Boeing and the Machinists Union, representing 33,000 employees on the West Coast, have reached a tentative agreement that could prevent a planned strike set to begin this Friday, 13 September. This potential deal, which is now subject to approval by the rank-and-file union members, offers a substantial wage increase and enhanced benefits.
The proposed contract includes a 25 per cent wage increase over four years, improved contributions to 401(k) plans, reduced employee healthcare costs, and increased paid time off. This agreement is noted as Boeing’s most significant wage increase for union workers in recent history.
Additionally, the deal promises increased job security by committing to build the next new airplane at one of the unionised plants in the Puget Sound region, which includes several of Boeing’s major facilities.
The contract also covers production workers at Boeing’s commercial jet factories in Seattle and approximately 1,200 employees at a parts plant in Portland, Oregon.

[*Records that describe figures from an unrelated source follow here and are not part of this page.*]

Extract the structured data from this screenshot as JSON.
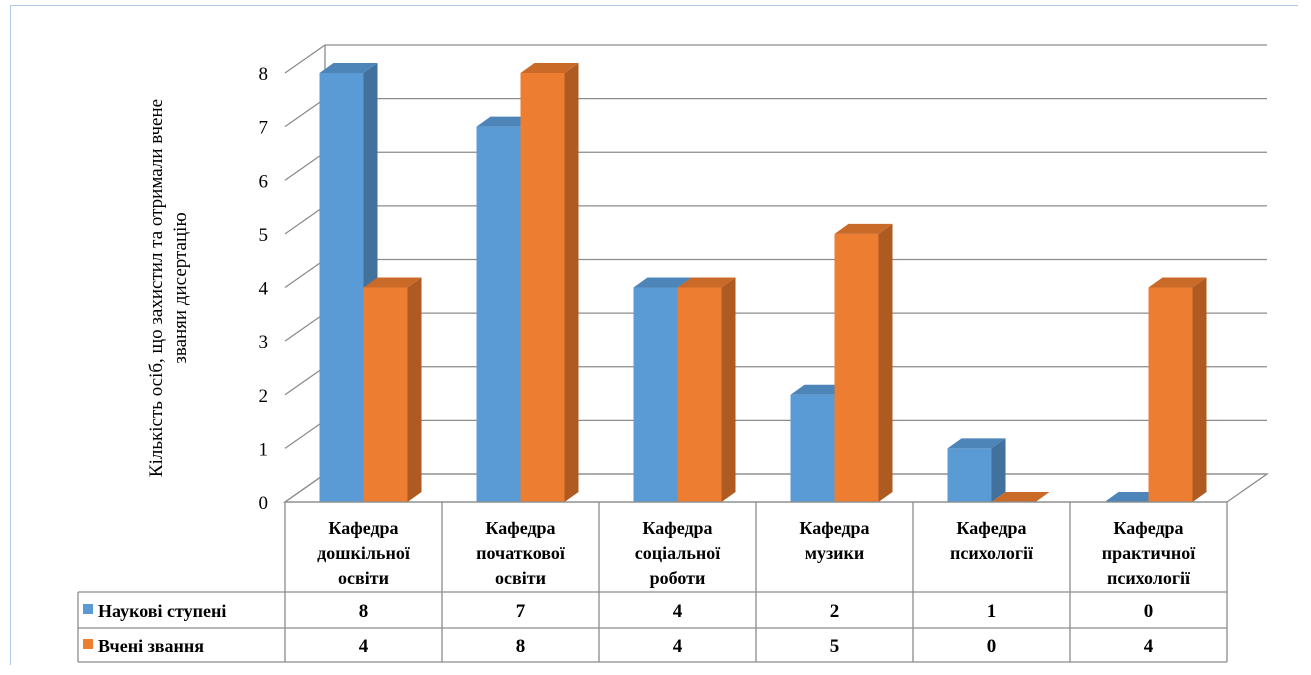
{
  "chart_data": {
    "type": "bar",
    "categories": [
      [
        "Кафедра",
        "дошкільної",
        "освіти"
      ],
      [
        "Кафедра",
        "початкової",
        "освіти"
      ],
      [
        "Кафедра",
        "соціальної",
        "роботи"
      ],
      [
        "Кафедра",
        "музики"
      ],
      [
        "Кафедра",
        "психології"
      ],
      [
        "Кафедра",
        "практичної",
        "психології"
      ]
    ],
    "series": [
      {
        "name": "Наукові ступені",
        "values": [
          8,
          7,
          4,
          2,
          1,
          0
        ],
        "color": "#5b9bd5",
        "side": "#41719c",
        "top": "#4d85b8"
      },
      {
        "name": "Вчені звання",
        "values": [
          4,
          8,
          4,
          5,
          0,
          4
        ],
        "color": "#ed7d31",
        "side": "#ae5a21",
        "top": "#c96a29"
      }
    ],
    "ylabel": [
      "Кількість осіб, що захистил та отримали вчене",
      "званяи дисертацію"
    ],
    "ylim": [
      0,
      8
    ],
    "yticks": [
      "0",
      "1",
      "2",
      "3",
      "4",
      "5",
      "6",
      "7",
      "8"
    ],
    "grid": true,
    "legend": "data-table",
    "style": "3d-clustered-column"
  }
}
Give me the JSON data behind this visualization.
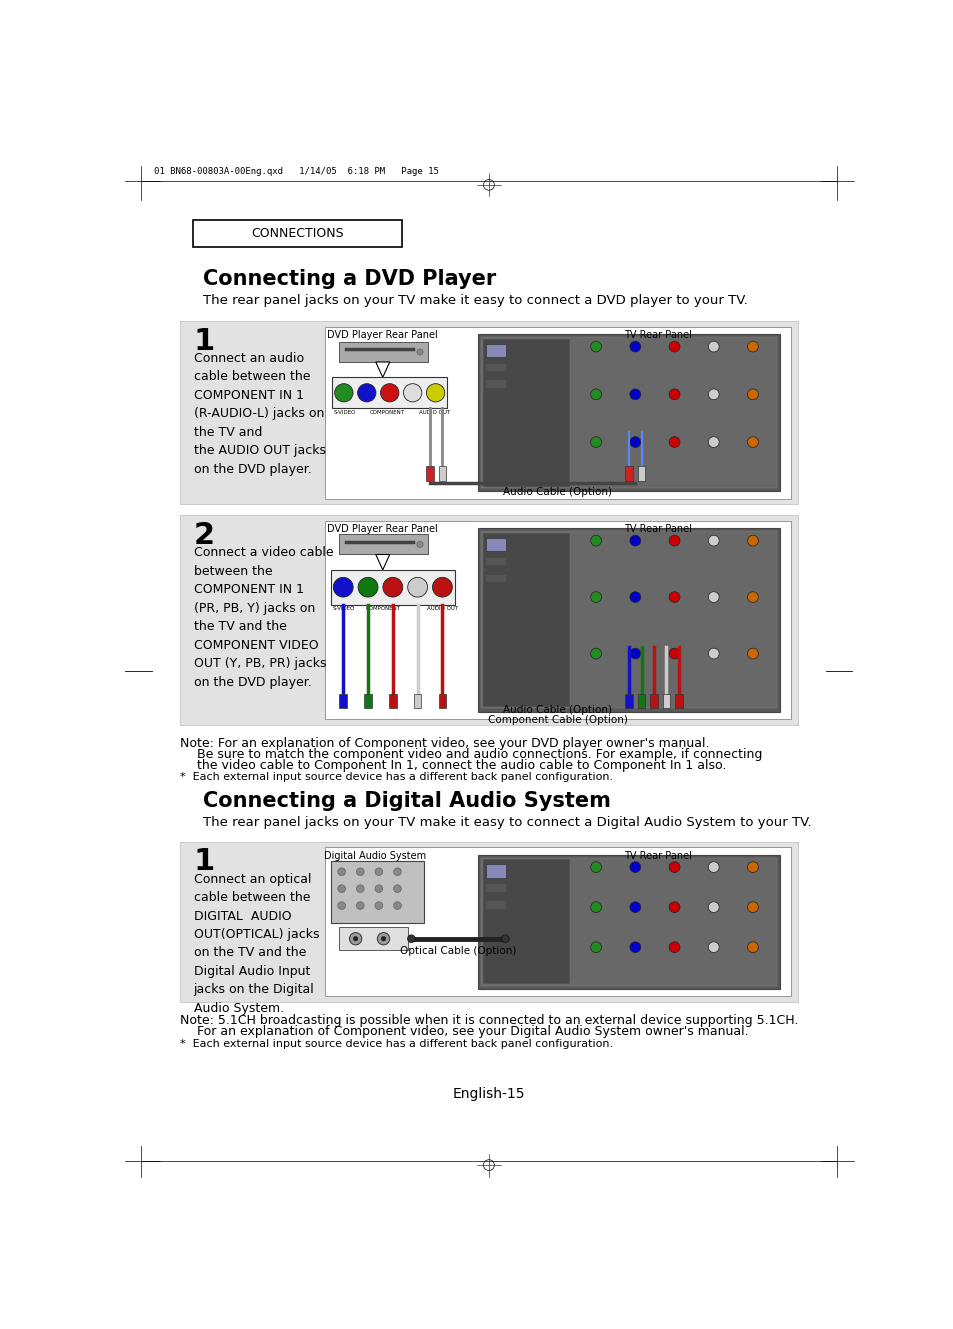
{
  "header_text": "01 BN68-00803A-00Eng.qxd   1/14/05  6:18 PM   Page 15",
  "section_label": "CONNECTIONS",
  "dvd_title": "Connecting a DVD Player",
  "dvd_subtitle": "The rear panel jacks on your TV make it easy to connect a DVD player to your TV.",
  "step1_num": "1",
  "step1_text": "Connect an audio\ncable between the\nCOMPONENT IN 1\n(R-AUDIO-L) jacks on\nthe TV and\nthe AUDIO OUT jacks\non the DVD player.",
  "dvd_label1": "DVD Player Rear Panel",
  "tv_label1": "TV Rear Panel",
  "audio_cable": "Audio Cable (Option)",
  "step2_num": "2",
  "step2_text": "Connect a video cable\nbetween the\nCOMPONENT IN 1\n(PR, PB, Y) jacks on\nthe TV and the\nCOMPONENT VIDEO\nOUT (Y, PB, PR) jacks\non the DVD player.",
  "dvd_label2": "DVD Player Rear Panel",
  "tv_label2": "TV Rear Panel",
  "audio_cable2": "Audio Cable (Option)",
  "comp_cable": "Component Cable (Option)",
  "note1_line1": "Note: For an explanation of Component video, see your DVD player owner's manual.",
  "note1_line2": "Be sure to match the component video and audio connections. For example, if connecting",
  "note1_line3": "the video cable to Component In 1, connect the audio cable to Component In 1 also.",
  "note1_star": "*  Each external input source device has a different back panel configuration.",
  "digital_title": "Connecting a Digital Audio System",
  "digital_subtitle": "The rear panel jacks on your TV make it easy to connect a Digital Audio System to your TV.",
  "step3_num": "1",
  "step3_text": "Connect an optical\ncable between the\nDIGITAL  AUDIO\nOUT(OPTICAL) jacks\non the TV and the\nDigital Audio Input\njacks on the Digital\nAudio System.",
  "das_label": "Digital Audio System",
  "tv_label3": "TV Rear Panel",
  "optical_cable": "Optical Cable (Option)",
  "note2_line1": "Note: 5.1CH broadcasting is possible when it is connected to an external device supporting 5.1CH.",
  "note2_line2": "For an explanation of Component video, see your Digital Audio System owner's manual.",
  "note2_star": "*  Each external input source device has a different back panel configuration.",
  "page_num": "English-15"
}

Union members are scheduled to vote on the tentative agreement on Thursday and a rejection could lead to a strike, a scenario not seen in Boeing’s labour relations in 16 years.

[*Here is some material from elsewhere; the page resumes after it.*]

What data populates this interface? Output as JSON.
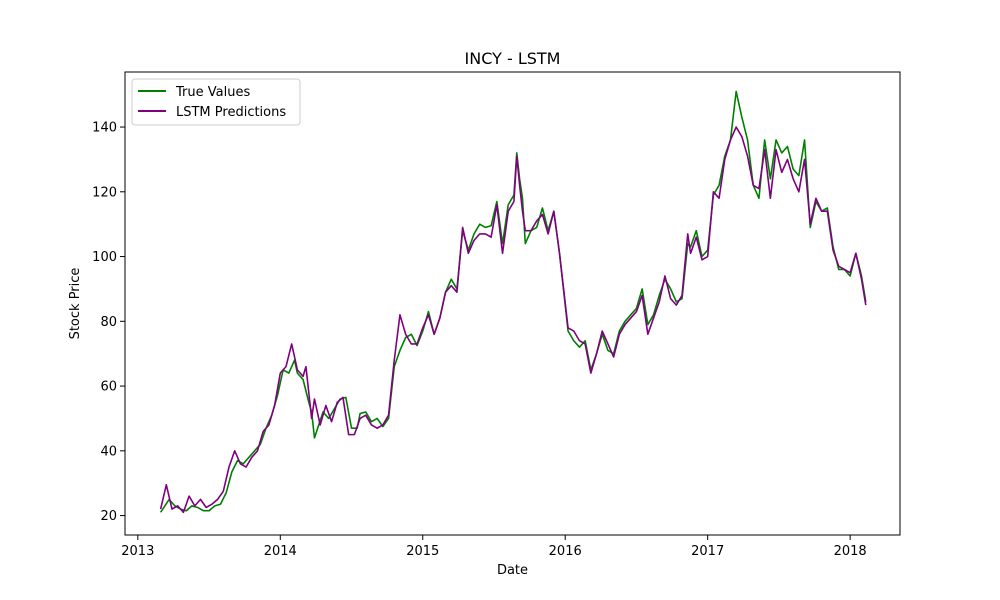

This development comes amid a challenging period for Boeing, which has faced severe financial strain since the 2019 grounding of its 737 Max aircraft due to safety issues. The company has reported $33.3 billion in core operating losses since the grounding and continues to struggle with debt and quality-control problems.
In light of these issues, Boeing’s leadership had shown a willingness to make significant concessions to avoid a strike. Kelly Ortberg, the company’s new CEO, has expressed a desire to improve relations with the union, signalling a readiness to meet workers’ demands more favourably.
Union leaders have emphasised that the tentative agreement addresses many of their key concerns and is a result of leveraging the company’s difficult financial situation.